Des drones pour cartographier les fonds marins grâce au champ magnétique

03/03/2022

Le Service hydrographique et océanographique de la Marine (Shom) prévoit de renouveler ses bâtiments hydrographiques, des bateaux à vocation scientifique destinés à décrire les fonds marins. En vue de les doter de drones marins équipés de magnétomètres facilement déployables, la Marine a notamment fait appel à l’Institut terre et environnement de Strasbourg (Ites).

Pour développer la mesure magnétique en mer, le Shom souhaite s’équiper de drones destinés à cartographier les fonds marins.  « Le capteur mesure les changements de champ magnétique terrestre en trois directions, à la recherche d’anomalies correspondant à la présence d’objets métalliques, de structures géologiques…, posés sur le fond ou partiellement enfouis », précise Guy Marquis, professeur à l’Université de Strasbourg et chercheur à l’Ites*.

« D’ordinaire les marins tractent le magnétomètre à distance du navire sur un « poisson » pour éviter que la signature du porteur n’influence les données de l’appareil », explique Hugo Reiller, ingénieur de recherche à l’Ites. Un procédé qui peut nuire aux manœuvres. Lors d’une première étape du projet Magidro débuté en avril 2021 pour trois ans et demi, le magnétomètre a été installé sur un navire.

« Nous voulions voir si nous pouvions extraire la signature magnétique du navire des données captées par le magnétomètre », souligne Guy Marquis. « Les résultats sont encourageants et quasiment équivalents à ceux obtenus grâce au magnétomètre tracté », ajoute Hugo Reiller qui s’est rendu à Brest pour effectuer les tests.

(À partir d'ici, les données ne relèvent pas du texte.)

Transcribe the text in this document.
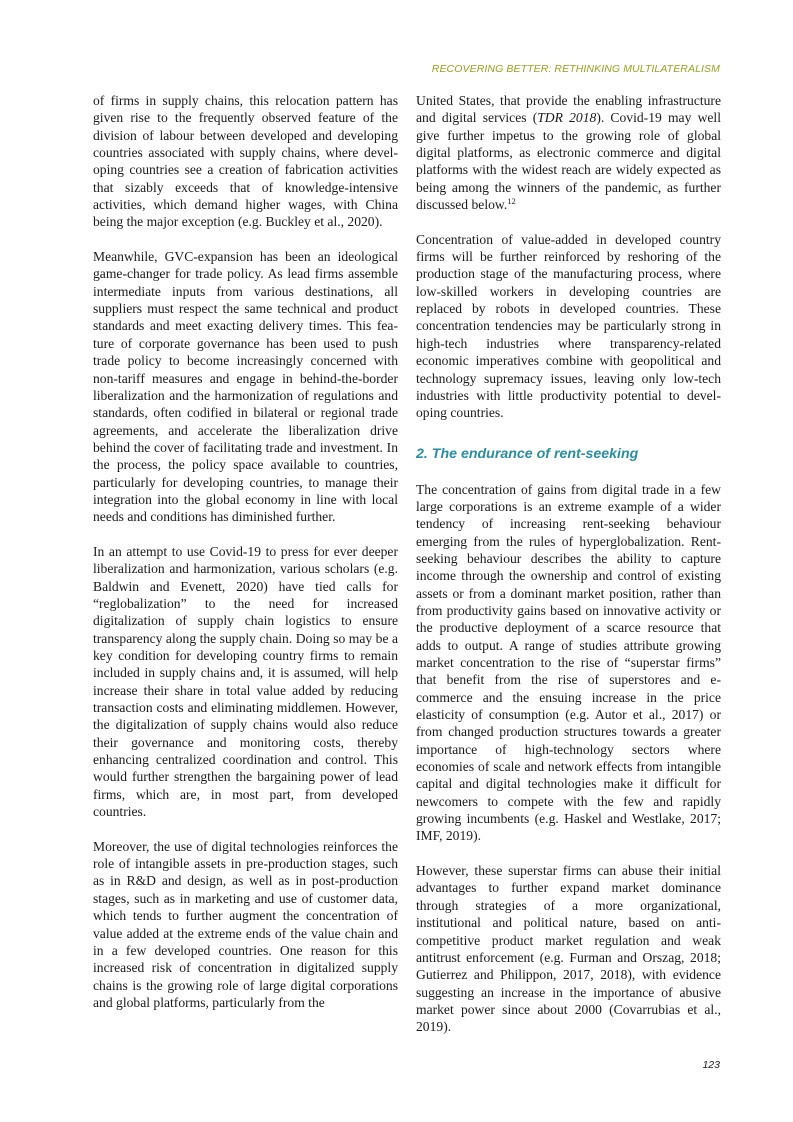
RECOVERING BETTER: RETHINKING MULTILATERALISM

of firms in supply chains, this relocation pattern has given rise to the frequently observed feature of the division of labour between developed and developing countries associated with supply chains, where developing countries see a creation of fabrication activities that sizably exceeds that of knowledge-intensive activities, which demand higher wages, with China being the major exception (e.g. Buckley et al., 2020).

Meanwhile, GVC-expansion has been an ideological game-changer for trade policy. As lead firms assemble intermediate inputs from various destinations, all suppliers must respect the same technical and product standards and meet exacting delivery times. This feature of corporate governance has been used to push trade policy to become increasingly concerned with non-tariff measures and engage in behind-the-border liberalization and the harmonization of regulations and standards, often codified in bilateral or regional trade agreements, and accelerate the liberalization drive behind the cover of facilitating trade and investment. In the process, the policy space available to countries, particularly for developing countries, to manage their integration into the global economy in line with local needs and conditions has diminished further.

In an attempt to use Covid-19 to press for ever deeper liberalization and harmonization, various scholars (e.g. Baldwin and Evenett, 2020) have tied calls for “reglobalization” to the need for increased digitalization of supply chain logistics to ensure transparency along the supply chain. Doing so may be a key condition for developing country firms to remain included in supply chains and, it is assumed, will help increase their share in total value added by reducing transaction costs and eliminating middlemen. However, the digitalization of supply chains would also reduce their governance and monitoring costs, thereby enhancing centralized coordination and control. This would further strengthen the bargaining power of lead firms, which are, in most part, from developed countries.

Moreover, the use of digital technologies reinforces the role of intangible assets in pre-production stages, such as in R&D and design, as well as in post-production stages, such as in marketing and use of customer data, which tends to further augment the concentration of value added at the extreme ends of the value chain and in a few developed countries. One reason for this increased risk of concentration in digitalized supply chains is the growing role of large digital corporations and global platforms, particularly from the

United States, that provide the enabling infrastructure and digital services (TDR 2018). Covid-19 may well give further impetus to the growing role of global digital platforms, as electronic commerce and digital platforms with the widest reach are widely expected as being among the winners of the pandemic, as further discussed below.$^{12}$

Concentration of value-added in developed country firms will be further reinforced by reshoring of the production stage of the manufacturing process, where low-skilled workers in developing countries are replaced by robots in developed countries. These concentration tendencies may be particularly strong in high-tech industries where transparency-related economic imperatives combine with geopolitical and technology supremacy issues, leaving only low-tech industries with little productivity potential to developing countries.

2. The endurance of rent-seeking

The concentration of gains from digital trade in a few large corporations is an extreme example of a wider tendency of increasing rent-seeking behaviour emerging from the rules of hyperglobalization. Rent-seeking behaviour describes the ability to capture income through the ownership and control of existing assets or from a dominant market position, rather than from productivity gains based on innovative activity or the productive deployment of a scarce resource that adds to output. A range of studies attribute growing market concentration to the rise of “superstar firms” that benefit from the rise of superstores and e-commerce and the ensuing increase in the price elasticity of consumption (e.g. Autor et al., 2017) or from changed production structures towards a greater importance of high-technology sectors where economies of scale and network effects from intangible capital and digital technologies make it difficult for newcomers to compete with the few and rapidly growing incumbents (e.g. Haskel and Westlake, 2017; IMF, 2019).

However, these superstar firms can abuse their initial advantages to further expand market dominance through strategies of a more organizational, institutional and political nature, based on anti-competitive product market regulation and weak antitrust enforcement (e.g. Furman and Orszag, 2018; Gutierrez and Philippon, 2017, 2018), with evidence suggesting an increase in the importance of abusive market power since about 2000 (Covarrubias et al., 2019).

123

Voir plus en profondeur qu’un sonar

L’ingénieur de recherche travaille maintenant à installer le magnétomètre sur des drones aériens, de surface et sous-marins. Plus proches de l’objet à caractériser et plus petits, ils seront également moins affectés par le bruit que le magnétomètre installé sur le navire.

« L’avantage c’est que ce sont des mesures passives qui permettent pour les drones sous-marins de plonger au plus près des sources et ainsi voir plus en profondeur qu’un sonar. » Le système, une fois le plan de navigation programmé, peut fonctionner une à deux semaines en autonomie.

Un appareil clé en main

Pour le moment, Hugo Reiller effectue des tests en Alsace sur des drones aériens. « Des magnétomètres sur drones étaient déjà utilisés dans le secteur minier par exemple. Le magnétomètre est tracté plusieurs mètres sous le drone. J’essaye pour ma part de le placer directement sur le drone. »

La prochaine campagne en mer aura lieu en septembre prochain, l’occasion pour le jeune homme de tester son système sur les drones du Shom. « L’idée à terme est de proposer un appareil clé en main pour permettre à la Marine de récolter des données en autonomie », conclut Guy Marquis.

Marion Riegert

* L’Ites est un laboratoire de l'École et observatoire des sciences de la terre (EOST), sous tutelle de l'Université de Strasbourg, du CNRS et de l'École nationale du génie de l'eau et de l'environnement de Strasbourg (Engees).